Avant 1859, le domaine pontifical était subdivisé en vingt provinces et présentait une superficie de 41,852 kilomètres camés. Les derniers recensemens lui attribuaient une population de 3,125,000 âmes. Le déchirement, qui a aujourd’hui la force du fait accompli, n’a plus laissé au chef de l’église que Rome et ses dépendances, les provinces de Civita-Vecchia, Viterbe, Velletri et Frosinone, moins le duché de Ponte-Corvo, qui en a été détaché. Ainsi réduit, le domaine ecclésiastique ne mesure plus en superficie que 11,650 kilomètres carrés ; on lui attribue une population d’environ 700,000 âmes, et c’est peut-être beaucoup. Dire que le pouvoir temporel a perdu un peu moins des trois quarts de son territoire et un peu plus des trois quarts de ses sujets, ce ne serait pas donner une dée bien exacte de son affaiblissement. Les provinces conservées ne sont ni les plus fertiles ni les plus industrieuses ; c’est là qu’on trouve encore les immenses domaines mis en pâtures, comme les latifundia, si funestes à l’ancienne Rome, et ces marais de mauvais renom dont les rares habitans sont de maigres consommateurs et de pauvres contribuables.

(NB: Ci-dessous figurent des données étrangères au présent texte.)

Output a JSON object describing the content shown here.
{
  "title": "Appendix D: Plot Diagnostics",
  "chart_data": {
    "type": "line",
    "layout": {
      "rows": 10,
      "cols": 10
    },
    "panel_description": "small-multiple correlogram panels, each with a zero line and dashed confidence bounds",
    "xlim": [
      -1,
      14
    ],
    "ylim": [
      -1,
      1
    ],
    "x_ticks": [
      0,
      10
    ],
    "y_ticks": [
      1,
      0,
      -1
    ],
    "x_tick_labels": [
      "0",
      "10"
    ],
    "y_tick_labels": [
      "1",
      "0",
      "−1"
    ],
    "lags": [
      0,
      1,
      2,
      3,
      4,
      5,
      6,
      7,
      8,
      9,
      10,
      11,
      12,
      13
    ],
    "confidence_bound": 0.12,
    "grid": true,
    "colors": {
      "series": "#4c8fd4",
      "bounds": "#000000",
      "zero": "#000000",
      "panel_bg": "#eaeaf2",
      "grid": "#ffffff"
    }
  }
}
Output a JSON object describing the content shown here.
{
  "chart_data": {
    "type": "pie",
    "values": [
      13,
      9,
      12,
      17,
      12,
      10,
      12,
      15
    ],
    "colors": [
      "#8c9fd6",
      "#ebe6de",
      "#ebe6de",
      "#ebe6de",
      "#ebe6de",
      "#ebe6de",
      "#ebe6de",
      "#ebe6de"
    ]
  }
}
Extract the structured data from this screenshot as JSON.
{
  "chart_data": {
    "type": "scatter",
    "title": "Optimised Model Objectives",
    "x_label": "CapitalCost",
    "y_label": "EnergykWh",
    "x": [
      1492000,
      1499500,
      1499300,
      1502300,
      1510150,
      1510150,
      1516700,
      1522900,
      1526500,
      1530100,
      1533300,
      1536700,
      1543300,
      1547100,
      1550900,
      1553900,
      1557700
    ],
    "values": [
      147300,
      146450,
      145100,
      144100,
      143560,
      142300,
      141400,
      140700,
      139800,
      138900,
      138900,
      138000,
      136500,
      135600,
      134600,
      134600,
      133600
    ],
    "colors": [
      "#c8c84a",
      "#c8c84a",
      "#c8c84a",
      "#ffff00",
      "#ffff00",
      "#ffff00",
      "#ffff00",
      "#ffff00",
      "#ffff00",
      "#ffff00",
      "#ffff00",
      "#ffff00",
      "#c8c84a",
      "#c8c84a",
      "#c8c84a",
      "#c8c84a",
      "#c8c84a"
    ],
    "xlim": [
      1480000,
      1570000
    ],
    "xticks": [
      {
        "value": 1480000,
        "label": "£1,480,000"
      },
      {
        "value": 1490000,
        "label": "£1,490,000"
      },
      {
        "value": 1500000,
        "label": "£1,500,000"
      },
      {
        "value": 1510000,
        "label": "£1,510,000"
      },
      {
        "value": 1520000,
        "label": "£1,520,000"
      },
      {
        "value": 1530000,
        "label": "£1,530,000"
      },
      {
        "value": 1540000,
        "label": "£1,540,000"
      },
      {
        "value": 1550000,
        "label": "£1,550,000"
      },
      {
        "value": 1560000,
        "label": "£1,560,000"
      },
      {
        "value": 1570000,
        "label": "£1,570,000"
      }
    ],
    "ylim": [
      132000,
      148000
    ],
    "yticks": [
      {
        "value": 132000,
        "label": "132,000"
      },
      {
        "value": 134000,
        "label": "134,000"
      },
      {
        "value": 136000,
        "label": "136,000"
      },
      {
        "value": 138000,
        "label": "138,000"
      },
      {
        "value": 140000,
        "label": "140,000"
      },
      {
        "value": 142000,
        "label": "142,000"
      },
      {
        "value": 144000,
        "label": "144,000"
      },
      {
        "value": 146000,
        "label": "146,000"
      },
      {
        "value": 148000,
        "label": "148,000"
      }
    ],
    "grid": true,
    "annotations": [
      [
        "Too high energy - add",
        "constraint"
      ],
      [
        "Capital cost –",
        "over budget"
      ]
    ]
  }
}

En dehors de toute considération morale, il y a une question préalable à soulever. Le pouvoir temporel, dans les conditions où il vient d’être placé, peut-il vivre matériellement ? L’expérience des dernières années ne répand aucune lumière sur ce problème ; d’une part, la cour de Rome, pour ne pas avoir l’air de reconnaître les spoliations dont elle se plaint, a voulu maintenir dans ses comptes financiers certaines charges afférentes à ses anciennes provinces : elle affecte notamment d’inscrire à son budget la totalité de l’ancienne dette publique. D’autre part, on a trouvé des ressources mystérieuses dans le denier de saint Pierre et dans plusieurs emprunts. On a donc vécu d’expédiens dans un provisoire qui ne saurait pas se prolonger.

Le budget romain n’a jamais eu ce caractère de précision qui est de rigueur chez les nations qui se respectent. Les bilans financiers, livrés au public sans aucun moyen de contrôle, ne sont que des aperçus où l’on ne saurait distinguer le provisoire du définitif.